Как политика проникает в разговоры о смерти и чем горевание похоже на тренинг личностного роста? Рассказывает социальный антрополог Сергей Мохов

С 2015 года в России издается научный журнал «Археология русской смерти». Он посвящен death studies — исследованиям, связанным с гореванием и культурой похорон. Главный редактор издания — социальный антрополог Сергей Мохов — в 2020-м выпустил книгу о том, как со временем меняется отношение европейской культуры к смерти.

«Бумага» поговорила с Сергеем Моховым о том, зачем нужны death studies, как в современном обществе горевание превращается в селф-коучинг и чему может научить смерть.

социальный антрополог

— Зачем нужно изучать смерть?

— Не думаю, что какой-то вопрос стоит изучать больше, а какой-то меньше. Наука строится из интереса и парадоксов. Поэтому на вопрос «зачем нужно изучать смерть» у меня нет ответа кроме «потому что она есть».
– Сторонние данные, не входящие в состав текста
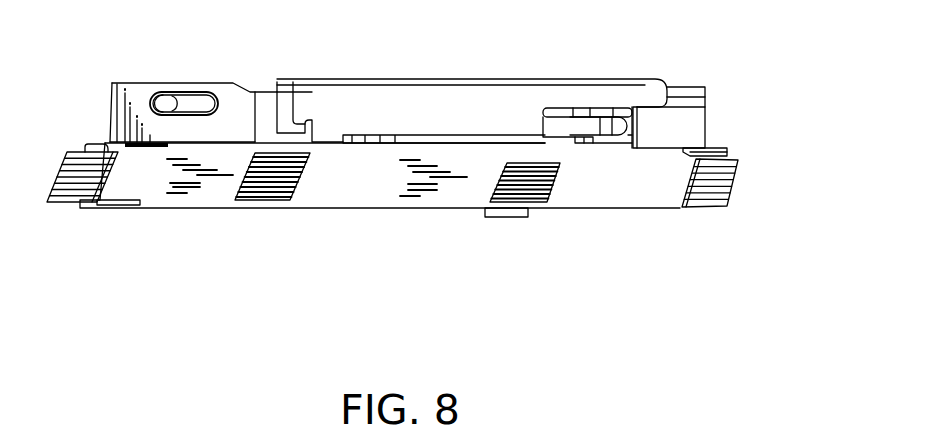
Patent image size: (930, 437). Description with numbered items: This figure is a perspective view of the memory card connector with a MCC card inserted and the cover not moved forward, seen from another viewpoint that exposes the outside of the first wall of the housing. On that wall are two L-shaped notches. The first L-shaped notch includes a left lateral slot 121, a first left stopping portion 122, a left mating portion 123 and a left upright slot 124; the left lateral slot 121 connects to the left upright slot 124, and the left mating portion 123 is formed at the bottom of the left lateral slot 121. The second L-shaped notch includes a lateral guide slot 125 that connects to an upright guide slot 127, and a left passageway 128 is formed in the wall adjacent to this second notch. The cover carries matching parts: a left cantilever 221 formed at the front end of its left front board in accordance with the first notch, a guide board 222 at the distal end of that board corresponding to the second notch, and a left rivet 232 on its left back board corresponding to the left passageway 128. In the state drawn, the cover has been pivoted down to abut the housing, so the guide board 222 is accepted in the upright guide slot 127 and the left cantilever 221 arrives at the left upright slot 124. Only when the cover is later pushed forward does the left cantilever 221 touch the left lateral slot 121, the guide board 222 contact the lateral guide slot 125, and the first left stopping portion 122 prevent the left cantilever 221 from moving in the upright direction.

The left lateral slot 121 is at (668, 118).
The first left stopping portion 122 is at (687, 100).
The left mating portion 123 is at (628, 145).
The left upright slot 124 is at (593, 145).
The lateral guide slot 125 is at (297, 138).
The upright guide slot 127 is at (265, 107).
The left passageway 128 is at (193, 97).
The left cantilever 221 is at (615, 145).
The guide board 222 is at (294, 120).
The left rivet 232 is at (157, 95).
Если говорить о том, чем это может быть полезно, то здесь большое поле для размышлений. Например, затем, чтобы лучше понимать самих себя — что нами движет, как мы осмысливаем опыт смерти и к каким действиям это приводит. Если еще более глобально: затем, чтобы учиться говорить, а говорим мы потому, что такова наша природа. В этом плане смерть может нас научить быть людьми.

— Меняется ли восприятие смерти с течением времени?

— Возможно, это не так легко заметно, но изменения идут непрерывно. Даже за последние десять лет.

Если говорить о каких-то глобальных изменениях, то они связаны с трансформациями политики, науки, религии. По сути, эти изменения можно рассмотреть как конкуренцию разных типов знания о смерти и жизни человека, разных описательных и интерпретационных языков. Если для Средних веков это язык религии, в котором есть четкое представление о смысле смерти в теоцентрической картине мира, то [в] Новое время [происходит] постепенное освобождение от религии и переход к научному объяснению (главным образом, к медицинскому трактованию).

Современность — это политизация языка разговора о смерти, это идеи утопии, будущего, лучшей жизни, а значит, и принципиального переустройства социального и политического порядка. Пример тому — низовые движения, связанные с переосмыслением смерти и практик умирания: хосписное движение, эвтаназия, горевание, экопохороны (способ погребения, цель которого нанести как можно меньший урон окружающей среде — прим. «Бумаги») и так далее. Все они связаны не только с перераспределением языка смерти, но и с политикой, местом человека в процессе умирания.

— А язык смерти меняется? Стали ли люди меньше бояться говорить о смерти?

— Люди стали говорить о смерти по-другому: вопросы жизни после смерти, бессмертия и воскрешения сменились прикладными и очень политизированными вопросами. Посмотрите на дискуссии вокруг эвтаназии — разве люди говорят именно о смерти? Нет, они критикуют государство, требуют большей автономии для человека как субъекта.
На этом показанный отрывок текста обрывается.